Radiometric dating of rocks and minerals Chat sxs
Other dating techniques, like K-Ar (potassium-argon and its more recent variant 40Ar/39Ar), Rb-Sr (rubidium-strontium), Sm-Nd (samarium-neodynium), Lu-Hf (lutetium-hafnium), and U-Pb (uranium-lead and its variant Pb-Pb), have all stood the test of time.
These methods provide valuable and valid age data in most instances, although there is a small percentage of cases in which even these generally reliable methods yield incorrect results.
Not only that, they have to show the flaws in those dating studies that provide independent corroborative evidence that radiometric methods work.
This is a tall order and the creationists have made no progress so far.
Radiometric dating of rocks and minerals using naturally occurring, long-lived radioactive isotopes is troublesome for young-earth creationists because the techniques have provided overwhelming evidence of the antiquity of the earth and life.
Some so-called creation scientists have attempted to show that radiometric dating does not work on theoretical grounds (for example, Arndts and Overn 1981; Gill 1996) but such attempts invariably have fatal flaws (see Dalrymple 1984; York and Dalrymple 2000).
I could have selected many more examples but then this would have turned into a book rather than the intended short paper.
The creationist approach of focusing on examples where radiometric dating yields incorrect results is a curious one for two reasons.
The heat of the impact melted some of the feldspar crystals in the granitic rocks of the impact zone, thereby resetting their internal radiometric clocks.
These melted crystals, and therefore the impact, have been dated by the 40Ar/39Ar method at 74.1 Ma (million years; Izett and others 1998), but that is not the whole story by a long shot.
Even things that work well do not work well all of the time and under all circumstances.
Try, for example, wearing a watch that is not waterproof while swimming.
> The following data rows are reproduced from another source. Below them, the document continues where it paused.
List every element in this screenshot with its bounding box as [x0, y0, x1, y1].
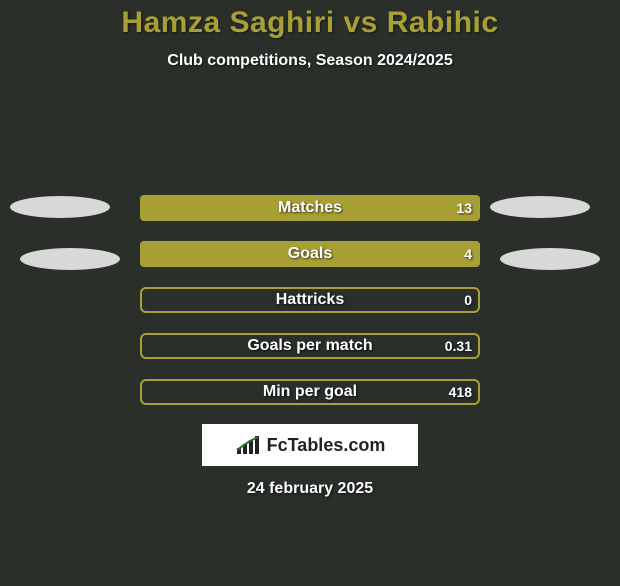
snapshot-date: 24 february 2025: [0, 480, 620, 498]
stat-value: 13: [456, 195, 472, 221]
stat-value: 0: [464, 287, 472, 313]
stat-label: Goals: [140, 241, 480, 267]
stat-row: Goals4: [140, 241, 480, 267]
stat-label: Min per goal: [140, 379, 480, 405]
right-ellipse-2: [500, 248, 600, 270]
stat-label: Goals per match: [140, 333, 480, 359]
fctables-logo: FcTables.com: [202, 424, 418, 466]
stat-row: Goals per match0.31: [140, 333, 480, 359]
right-ellipse-1: [490, 196, 590, 218]
left-ellipse-1: [10, 196, 110, 218]
stat-bars: Matches13 Goals4 Hattricks0 Goals per match…: [140, 195, 480, 425]
left-ellipse-2: [20, 248, 120, 270]
stat-value: 0.31: [445, 333, 472, 359]
logo-text: FcTables.com: [267, 435, 386, 456]
comparison-title: Hamza Saghiri vs Rabihic: [0, 6, 620, 40]
stat-row: Min per goal418: [140, 379, 480, 405]
stat-value: 418: [449, 379, 472, 405]
stat-label: Matches: [140, 195, 480, 221]
comparison-subtitle: Club competitions, Season 2024/2025: [0, 52, 620, 70]
bars-icon: [235, 434, 261, 456]
stat-label: Hattricks: [140, 287, 480, 313]
stat-value: 4: [464, 241, 472, 267]
stat-row: Matches13: [140, 195, 480, 221]
stat-row: Hattricks0: [140, 287, 480, 313]
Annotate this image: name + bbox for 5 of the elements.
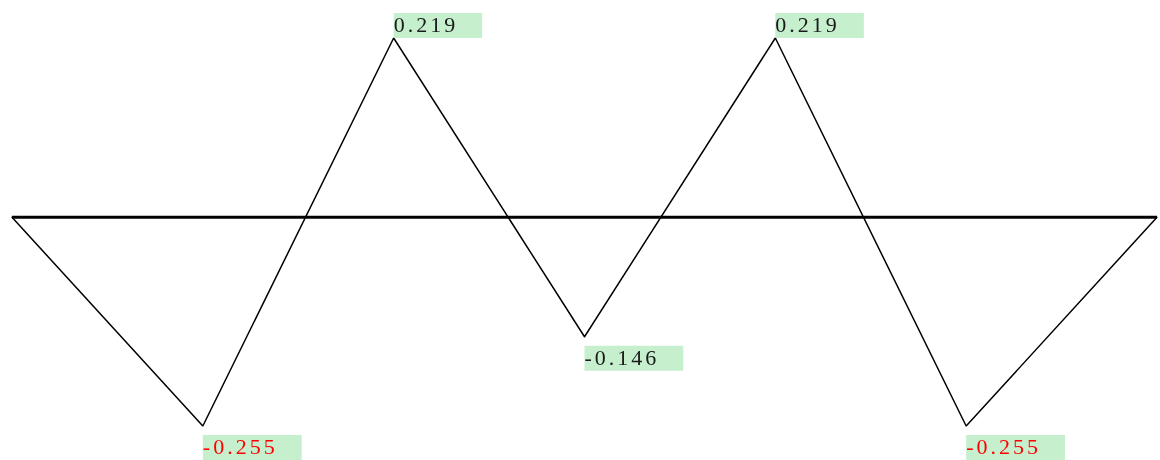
data-label: 0.219	[775, 12, 840, 38]
data-label: -0.255	[202, 434, 278, 460]
data-label: -0.255	[966, 434, 1041, 460]
data-label: 0.219	[393, 12, 459, 38]
data-label: -0.146	[584, 345, 660, 371]
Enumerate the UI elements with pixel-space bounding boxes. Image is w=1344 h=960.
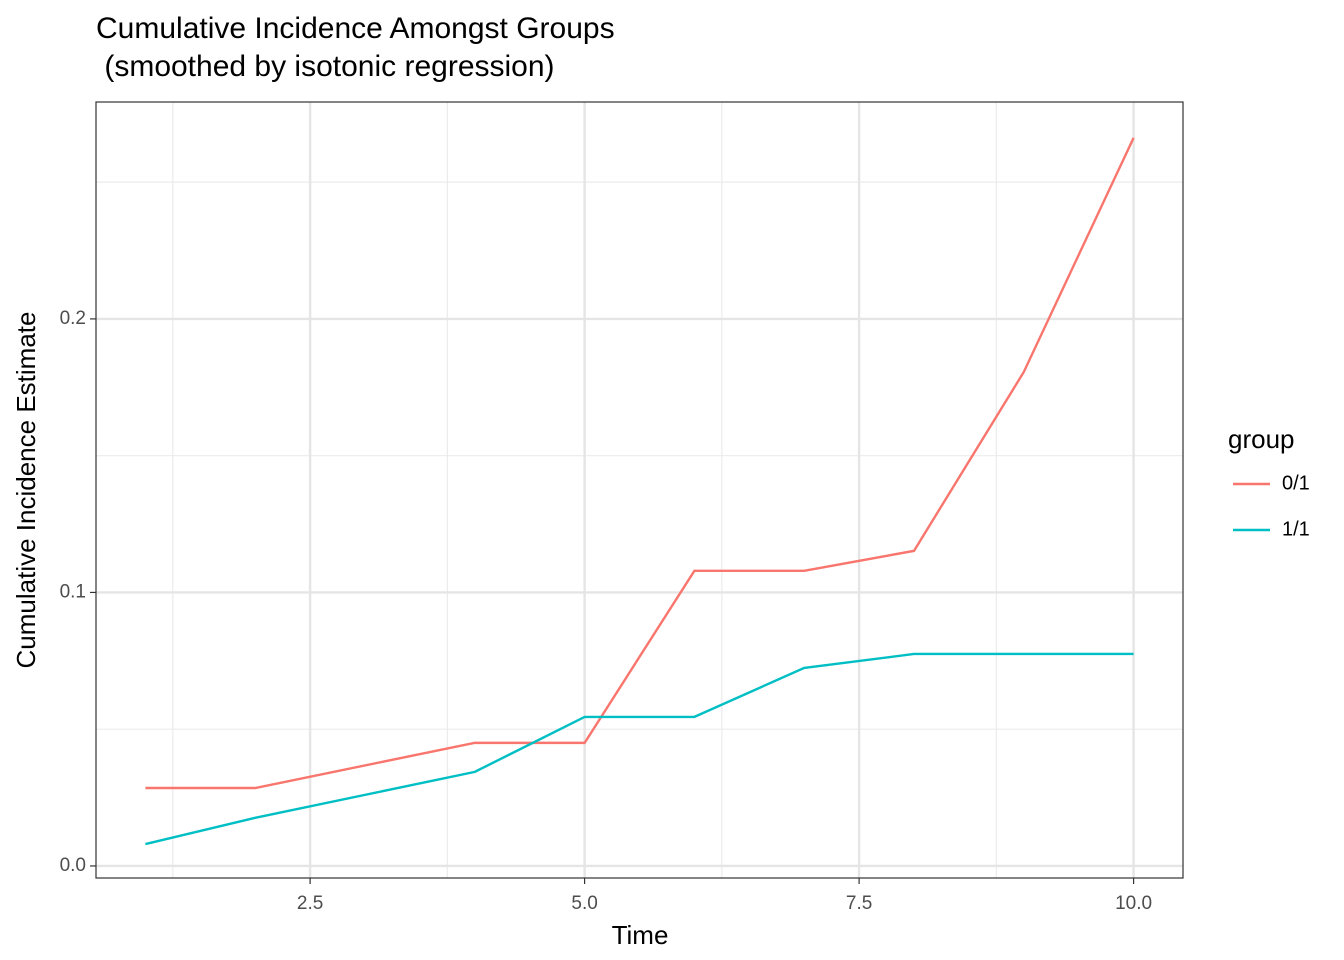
y-tick-label: 0.1 (60, 581, 86, 602)
line (145, 652, 1134, 846)
y-tick-label: 0.2 (60, 308, 86, 329)
line (145, 137, 1135, 790)
chart-subtitle: (smoothed by isotonic regression) (96, 50, 555, 83)
panel-border (95, 101, 1184, 879)
x-tick-label: 2.5 (297, 893, 323, 914)
x-tick-label: 7.5 (846, 893, 872, 914)
x-tick-label: 10.0 (1115, 893, 1152, 914)
x-tick-label: 5.0 (571, 893, 597, 914)
y-tick-label: 0.0 (60, 855, 86, 876)
legend-label: 1/1 (1282, 518, 1310, 540)
chart-title: Cumulative Incidence Amongst Groups (96, 12, 615, 45)
legend-label: 0/1 (1282, 472, 1310, 494)
x-axis-label: Time (612, 920, 669, 950)
legend-title: group (1228, 424, 1295, 454)
y-axis-label: Cumulative Incidence Estimate (11, 312, 41, 669)
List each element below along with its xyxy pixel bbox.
A few verified examples of incorrect radiometric ages are simply insufficient to prove that radiometric dating is invalid.
We often test them under controlled conditions to learn when and why they fail so we will not use them incorrectly. For example, after extensive testing over many years, it was concluded that uranium-helium dating is highly unreliable because the small helium atom diffuses easily out of minerals over geologic time.